Bowman works as director at the Myanmar Centre for Responsible Business and is a fluent Burmese speaker

Staff members of Myanmar correctional department open barricades before the release of detainees at the main entrance of the Insein prison in Yangon, Myanmar, 19 October 2021

The UK government has sanctioned several military-linked companies and individuals following the army’s power grab last year, which triggered mass uprisings and a bloody crackdown on dissent.

Today’s new round of sanctions were described as a show of support for the Muslim Rohingya minority, who have been harshly persecuted since the junta swept to power.

‘We continue to stand in solidarity with the Rohingya people and condemn the Myanmar Armed Forces’ horrific campaign of ethnic cleansing,’ British Minister for Asia Amanda Milling said in a statement. 

Scores of foreign nationals have been caught up in the junta’s crackdown following its power grab.

Japanese filmmaker Toru Kubota is currently being held in Insein prison, after he was detained last month near an anti-government rally in Yangon.

He is the fifth foreign journalist to be detained in Myanmar, after US citizens Nathan Maung and Danny Fenster, Robert Bociaga of Poland and Yuki Kitazumi of Japan – all of whom were later freed and deported.

Inside Myanmar’s notorious Insein prison

Built by the British in 1871, Insein is Myanmar’s largest prison, housing many people arrested for opposing the junta which surged to power in February 2021.

The prison was designed to incarcerate around 5,000 people, but has seen inmate numbers swell to over 10,000 since the coup.

Rights groups including the International Committee of the Red Cross said they have been denied access to the jail to report on how inmates are treated.

But sketches smuggled out of the prison earlier this year, as well as eyewitness testimonies from former inmates, suggest prisoners are subjected to horrendous conditions where disease and illness spreads freely, rats roam the halls and guards routinely beat their charges.

The rough, blue-ink sketches show daily life for groups of male prisoners in their dormitories, queuing for water from a trough to wash, talking or lying on the floor in the tropical heat.

A smuggled sketch shows people inside of Myanmar’s Insein prison in this undated picture

With the overcrowding in the prison comes water shortages, disease, fatigue, fighting between prisoners and flourishing bribery, said people released in recent months

Beyond those depictions, the eight recently released inmates told Reuters the colonial-era facility in Yangon is infested with rats, a place where bribes are common, prisoners pay for sleeping space on the floor and widespread illness goes untreated.

‘We’re no longer humans behind bars,’ said Nyi Nyi Htwe, who smuggled the sketches out of the prison when he was released in October, after spending several months for a defamation conviction, on charges he denies, in connection with joining protests against the coup.

Nyi Nyi Htwe said he and as many as 100 others were packed well beyond capacity into a room where they ‘slept a finger-width apart,’ and that he watched prison officers beat inmates with batons and had to pay bribes to send messages to family that they told him often did not arrive.

The prison was designed to incarcerate around 5,000 people, but has seen inmate numbers swell to over 10,000 since the coup

With the overcrowding came water shortages, disease, fatigue, fighting between prisoners and flourishing bribery, said people released in recent months.

Access to outdoor latrines was limited, forcing prisoners to defecate in buckets in their rooms, three women former inmates said.
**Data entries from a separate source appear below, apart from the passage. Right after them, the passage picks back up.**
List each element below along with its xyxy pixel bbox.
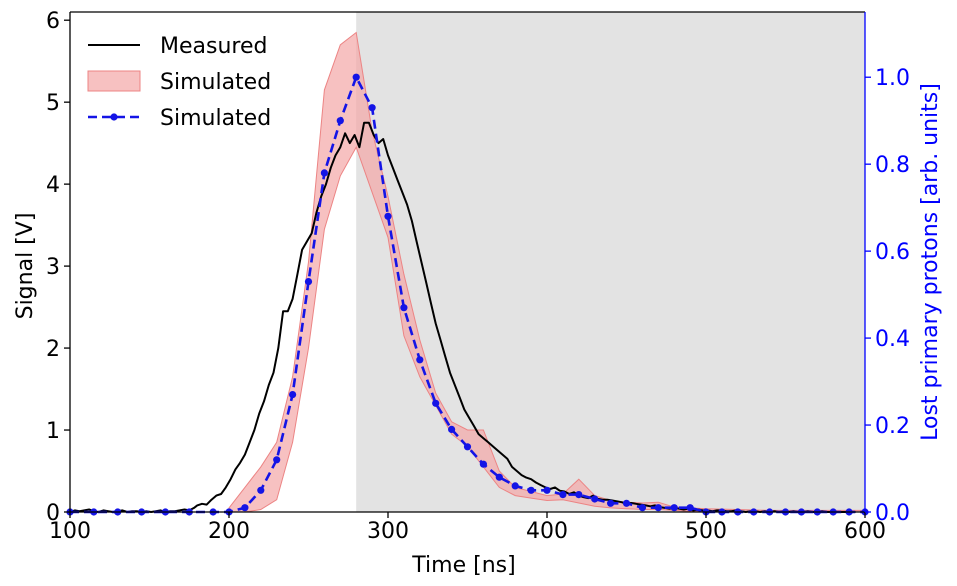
simulated-point (336, 117, 344, 125)
y-tick-label: 0 (46, 501, 60, 526)
y-tick-label: 1 (46, 419, 60, 444)
simulated-point (543, 486, 551, 494)
y2-tick-label: 0.4 (875, 327, 910, 352)
simulated-point (463, 443, 472, 451)
simulated-point (607, 499, 615, 507)
x-tick-label: 600 (844, 519, 886, 544)
simulated-point (559, 491, 567, 499)
simulated-point (273, 456, 281, 464)
y-tick-label: 5 (46, 91, 60, 116)
simulated-point (257, 486, 265, 494)
simulated-point (432, 399, 440, 407)
legend-simulated-label: Simulated (160, 106, 271, 131)
legend-measured-label: Measured (160, 34, 267, 59)
x-tick-label: 400 (526, 519, 568, 544)
simulated-point (654, 504, 662, 512)
simulated-point (304, 278, 313, 286)
y2-tick-label: 0.8 (875, 153, 910, 178)
y-tick-label: 4 (46, 173, 60, 198)
simulated-point (400, 304, 408, 312)
y2-tick-label: 0.2 (875, 414, 910, 439)
simulated-point (241, 504, 249, 512)
simulated-point (495, 473, 503, 481)
x-tick-label: 200 (208, 519, 250, 544)
simulated-point (511, 482, 519, 490)
simulated-point (368, 104, 376, 112)
simulated-point (575, 491, 583, 499)
simulated-point (448, 425, 456, 433)
simulated-point (686, 504, 694, 512)
legend-band-label: Simulated (160, 70, 271, 95)
y2-tick-label: 0.6 (875, 240, 910, 265)
y-axis-label: Signal [V] (13, 213, 38, 320)
legend-band-swatch (87, 70, 141, 92)
y-tick-label: 2 (46, 337, 60, 362)
y2-axis-label: Lost primary protons [arb. units] (918, 83, 943, 441)
y2-tick-label: 1.0 (875, 66, 910, 91)
simulated-point (289, 391, 297, 399)
simulated-point (670, 504, 678, 512)
simulated-point (416, 356, 424, 364)
simulated-point (591, 495, 599, 503)
y-tick-label: 6 (46, 9, 60, 34)
simulated-point (622, 499, 631, 507)
x-tick-label: 100 (49, 519, 91, 544)
simulated-point (384, 212, 392, 220)
simulated-point (638, 504, 647, 512)
legend-simulated-marker (110, 113, 118, 121)
y-tick-label: 3 (46, 255, 60, 280)
simulated-point (527, 486, 535, 494)
x-axis-label: Time [ns] (411, 553, 515, 578)
simulated-point (479, 460, 487, 468)
simulated-point (352, 73, 360, 81)
simulated-point (320, 169, 328, 177)
legend: Measured Simulated Simulated (87, 34, 271, 131)
x-tick-label: 500 (685, 519, 727, 544)
shaded-region (356, 12, 865, 512)
x-tick-label: 300 (367, 519, 409, 544)
y2-tick-label: 0.0 (875, 501, 910, 526)
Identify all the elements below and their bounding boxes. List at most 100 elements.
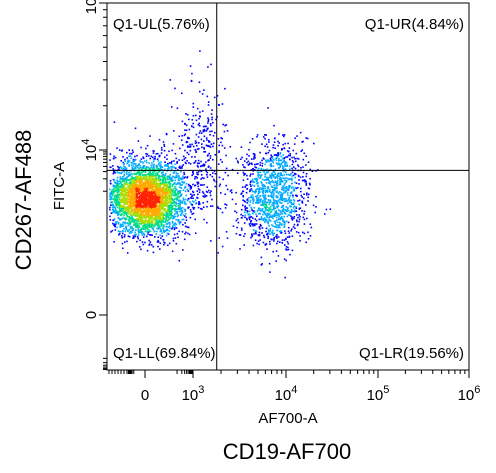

These unsanitary conditions allowed skin and bowel diseases to spread, and there was little medical help, they said.

A handwritten note by a group of anonymous Insein inmates, smuggled out to a prominent human rights activist in February, alleges several instances of medical negligence, including failure to treat people beaten unconscious and a person who had suffered a stroke and was paralysed.